Ephrata has found its new varsity boys basketball coach. And it might be a somewhat familiar name to those in Lancaster-Lebanon League hoops circles. At its meeting last week, the Ephrata School Board approved Scott Gaffey as the next Mountaineers skipper.

Gaffey, 25, is the son of Mike Gaffey, whose 30-year coaching career includes a five-year stretch at Annville-Cleona from 2003 to 2008.

A native of Palmyra in Lebanon County, Scott Gaffey comes to Ephrata after having spent his last two years as the head coach at Mifflin County in the Mid-Penn Conference. It was his first stint as a head coach.

“When I had gone to Mifflin, while I was committed to being there my main goal was to get back closer to home,” Gaffey said. “I feel like Ephrata is the place to do that. It’s closer to home and closer to family.”

Gaffey was a standout guard at Harrisburg Christian, posting 636 career points and guiding the Crusaders to their first state tournament appearance when he was a senior in the 2013-14 campaign.

He attended St. Bonaventure (New York) University the next four years, obtaining a bachelor’s degree in elementary education and special education.

Throughout his collegiate years, he split his time as a student and an assistant basketball coach, breaking down game film when he was at school, and helping out at practices and games when home over winter break.

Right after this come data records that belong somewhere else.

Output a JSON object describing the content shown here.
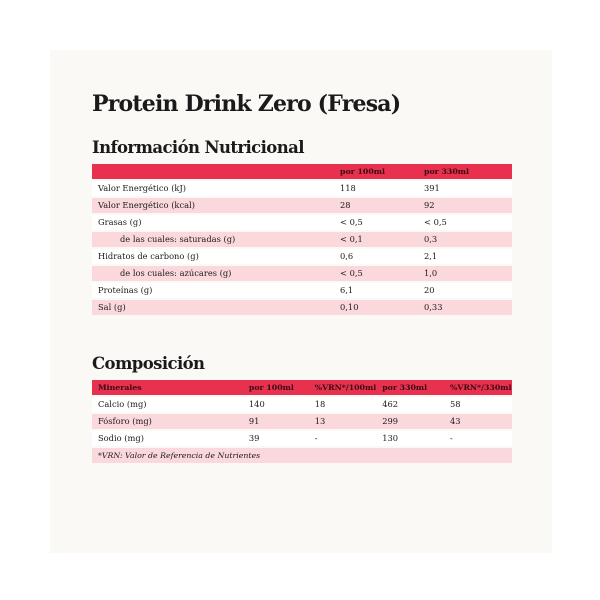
{
  "title": "Protein Drink Zero (Fresa)",
  "nutrition": {
    "heading": "Información Nutricional",
    "columns": [
      "",
      "por 100ml",
      "por 330ml"
    ],
    "rows": [
      {
        "label": "Valor Energético (kJ)",
        "per100": "118",
        "per330": "391"
      },
      {
        "label": "Valor Energético (kcal)",
        "per100": "28",
        "per330": "92"
      },
      {
        "label": "Grasas (g)",
        "per100": "< 0,5",
        "per330": "< 0,5"
      },
      {
        "label": "de las cuales: saturadas (g)",
        "per100": "< 0,1",
        "per330": "0,3"
      },
      {
        "label": "Hidratos de carbono (g)",
        "per100": "0,6",
        "per330": "2,1"
      },
      {
        "label": "de los cuales: azúcares (g)",
        "per100": "< 0,5",
        "per330": "1,0"
      },
      {
        "label": "Proteínas (g)",
        "per100": "6,1",
        "per330": "20"
      },
      {
        "label": "Sal (g)",
        "per100": "0,10",
        "per330": "0,33"
      }
    ]
  },
  "composition": {
    "heading": "Composición",
    "columns": [
      "Minerales",
      "por 100ml",
      "%VRN*/100ml",
      "por 330ml",
      "%VRN*/330ml"
    ],
    "rows": [
      {
        "label": "Calcio (mg)",
        "per100": "140",
        "vrn100": "18",
        "per330": "462",
        "vrn330": "58"
      },
      {
        "label": "Fósforo (mg)",
        "per100": "91",
        "vrn100": "13",
        "per330": "299",
        "vrn330": "43"
      },
      {
        "label": "Sodio (mg)",
        "per100": "39",
        "vrn100": "-",
        "per330": "130",
        "vrn330": "-"
      }
    ],
    "footnote": "*VRN: Valor de Referencia de Nutrientes"
  },
  "colors": {
    "header_red": "#e8304f",
    "row_pink": "#fbd8dc",
    "card_bg": "#fbf9f6"
  }
}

In 2014-15, Gaffey helped his dad, who has been coaching at Bishop McDevitt since 2014. Gaffey spent the next two seasons at Manheim Central under the direction of Chris Sherwood, also of the Mike Gaffey coaching tree.

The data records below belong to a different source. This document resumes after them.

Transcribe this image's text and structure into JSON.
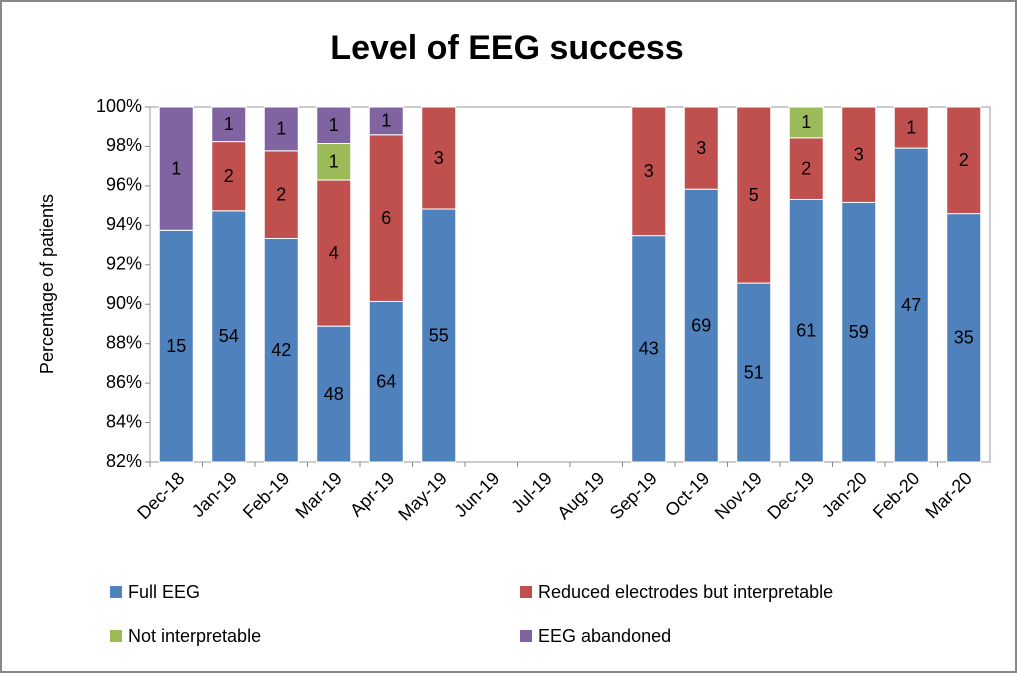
{
  "chart_data": {
    "type": "bar",
    "stacking": "percent",
    "title": "Level of EEG success",
    "y_label": "Percentage of patients",
    "categories": [
      "Dec-18",
      "Jan-19",
      "Feb-19",
      "Mar-19",
      "Apr-19",
      "May-19",
      "Jun-19",
      "Jul-19",
      "Aug-19",
      "Sep-19",
      "Oct-19",
      "Nov-19",
      "Dec-19",
      "Jan-20",
      "Feb-20",
      "Mar-20"
    ],
    "series": [
      {
        "name": "Full EEG",
        "color": "#4f81bd",
        "values": [
          15,
          54,
          42,
          48,
          64,
          55,
          null,
          null,
          null,
          43,
          69,
          51,
          61,
          59,
          47,
          35
        ]
      },
      {
        "name": "Reduced electrodes but interpretable",
        "color": "#c0504d",
        "values": [
          null,
          2,
          2,
          4,
          6,
          3,
          null,
          null,
          null,
          3,
          3,
          5,
          2,
          3,
          1,
          2
        ]
      },
      {
        "name": "Not interpretable",
        "color": "#9bbb59",
        "values": [
          null,
          null,
          null,
          1,
          null,
          null,
          null,
          null,
          null,
          null,
          null,
          null,
          1,
          null,
          null,
          null
        ]
      },
      {
        "name": "EEG abandoned",
        "color": "#8064a2",
        "values": [
          1,
          1,
          1,
          1,
          1,
          null,
          null,
          null,
          null,
          null,
          null,
          null,
          null,
          null,
          null,
          null
        ]
      }
    ],
    "ylim": [
      82,
      100
    ],
    "yticks": [
      {
        "value": 82,
        "label": "82%"
      },
      {
        "value": 84,
        "label": "84%"
      },
      {
        "value": 86,
        "label": "86%"
      },
      {
        "value": 88,
        "label": "88%"
      },
      {
        "value": 90,
        "label": "90%"
      },
      {
        "value": 92,
        "label": "92%"
      },
      {
        "value": 94,
        "label": "94%"
      },
      {
        "value": 96,
        "label": "96%"
      },
      {
        "value": 98,
        "label": "98%"
      },
      {
        "value": 100,
        "label": "100%"
      }
    ],
    "legend": "bottom"
  }
}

“I was always watching film from the games and then talking to my dad or Chris Sherwood,” Scott Gaffey said. “Also doing a lot of scouting of upcoming teams that they were going to play and writing up scouting reports. I spent a ton of time on Hudl and on the phone.”

As a senior in 2017-18, Gaffey served as an assistant at Portville Central in New York, where he completed his student teaching.

He became a head coach the next year at Mifflin County, a Class 6A program that has struggled for several years while competing in the highly-competitive Mid-Penn Commonwealth Division.

“I definitely needed and wanted to get head coaching experience,” Gaffey said. “Mifflin County just happened to be one of the places open. I knew it would be a huge challenge and huge step, coaching against. ... Some of the best coaches in central Pennsylvania.”

Mifflin County went a combined 1-42 the last two seasons.

“I think I learned just how important it is to build relationships with everyone involved in the process,” Gaffey said of his time at Mifflin County. “Being as an assistant for my dad and Sherwood I got drilled into me the X’s and O’s and scouting reports. But being a head coach you learn about community engagement and everyone involved in the process.”